GL : Je ne suis pas théosophe et je ne suis associé à aucun groupe théosophique, je ne peux donc parler que de ce dont j’ai connaissance de manière périphérique, pour ainsi dire. Mais la Société théosophique sous ses différentes formes — il y a un certain nombre d’incarnations différentes — est toujours vivante et dynamique. Je sais qu’ici, à Londres, la Société théosophique est un centre qui organise un large éventail de débats, de conférences et d’autres activités, tous liés aux thèmes de la spiritualité, de la conscience et de la « connaissance perdue ». La présence théosophique est très active sur Internet, avec plusieurs sites consacrés à différents aspects de la théosophie en général et de Blavatsky en particulier. Mon livre lui-même semble avoir stimulé certaines discussions. Je pense donc qu’elle continuera à occuper une place importante dans le monde « alternatif ». Ce que j’ai constaté avec pratiquement tous les mouvements ou groupes associés aux personnes sur lesquelles j’ai écrit — Steiner, Swedenborg, Ouspensky, etc. — c’est qu’ils cherchent tous à se renouveler, à attirer un public plus large et plus jeune, à se rendre plus inclusifs.
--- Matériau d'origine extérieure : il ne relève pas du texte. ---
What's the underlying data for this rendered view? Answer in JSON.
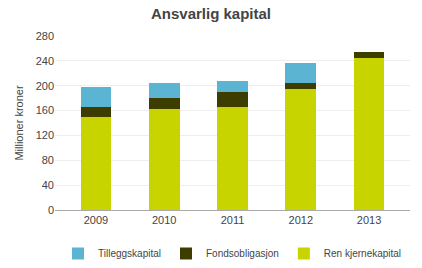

Je pense qu’il existe un parallèle avec le monde extérieur au sens large. J’ai participé à des manifestations artistiques en Europe et en Angleterre, dans de grands musées et galeries d’art, qui mettaient la spiritualité au centre de leurs préoccupations, et la théosophie est un élément fréquent de ces manifestations. En fait, je suis censé participer à une grande rétrospective de l’œuvre de la peintre théosophique suédoise Hilma af Klint à Stockholm dans le courant de l’année (2013). Je pense qu’en général, le monde officiel commence à voir ce dont beaucoup d’entre nous sont conscients depuis des années : l’ésotérisme a eu une influence beaucoup plus grande sur le monde moderne que nous ne le pensons.

RS : Quel est votre point de vue sur l’évolution humaine, en particulier en ce qui concerne l’époque actuelle ? Que pensez-vous qu’il arrive à la race humaine dans son ensemble à ce stade du jeu ?

GL : Comme je l’ai dit, la majeure partie de mon travail est axée sur l’idée d’une évolution de la conscience. Mon point de vue s’appuie sur les travaux de personnes comme Colin Wilson, Owen Barfield, Jean Gebser et d’autres ; j’en parle longuement dans mon livre A Secret History of Consciousness (Une histoire secrète de la conscience). D’une manière générale, je pense que nous assistons au début de l’effondrement du type de réductionnisme scientifique qui a été le mode dominant de la conscience au cours des quatre derniers siècles. Cela ne signifie pas qu’une enseigne au néon se lèvera à l’horizon pour annoncer le début d’une nouvelle ère. Ce n’est pas ainsi que cela fonctionne, et il ne faut pas chercher les signes de ce changement dans les actualités. Les changements de conscience ne signifient pas nécessairement des changements immédiats dans la société ou dans le monde. Tout travail commence par l’individu. Mais je pense que depuis un siècle environ, de plus en plus de gens ont compris que la science, ou plutôt le scientisme n’est tout simplement d’aucune aide lorsqu’il s’agit de répondre aux grandes questions, telles que De quoi s’agit-il ? La science est très douée pour le savoir-faire, mais inutile pour « savoir pourquoi ». Le boson de Higgs ne peut pas me dire pourquoi j’existe et ce que je suis censé faire maintenant que je suis là. Pendant longtemps, nous avons adhéré à l’idée que si la science ne peut pas répondre à ces questions, c’est qu’elles sont absurdes. Mais cela ne fonctionne plus. Le principal défi consiste à comprendre le fonctionnement de notre propre conscience, et non à essayer de l’expliquer de manière simpliste, comme l’ont fait les neurosciences et la majorité des philosophies de l’esprit contemporaines. La science ne peut pas me dire quel est le sens de ma vie, et les religions établies — qui étaient autrefois capables de satisfaire ce besoin de sens — ne semblent plus en mesure de le faire. Je pense que la réponse se trouve en nous-mêmes, dans notre propre esprit. Je pense que HPB aurait été d’accord.

La biographie que Gary Lachman consacre à H.P. Blavatsky, figure spirituelle pionnière du XIXe siècle, s’intitule Madame Blavatsky : The Mother of Modern Spirituality (352 pages, Tarcher 2012).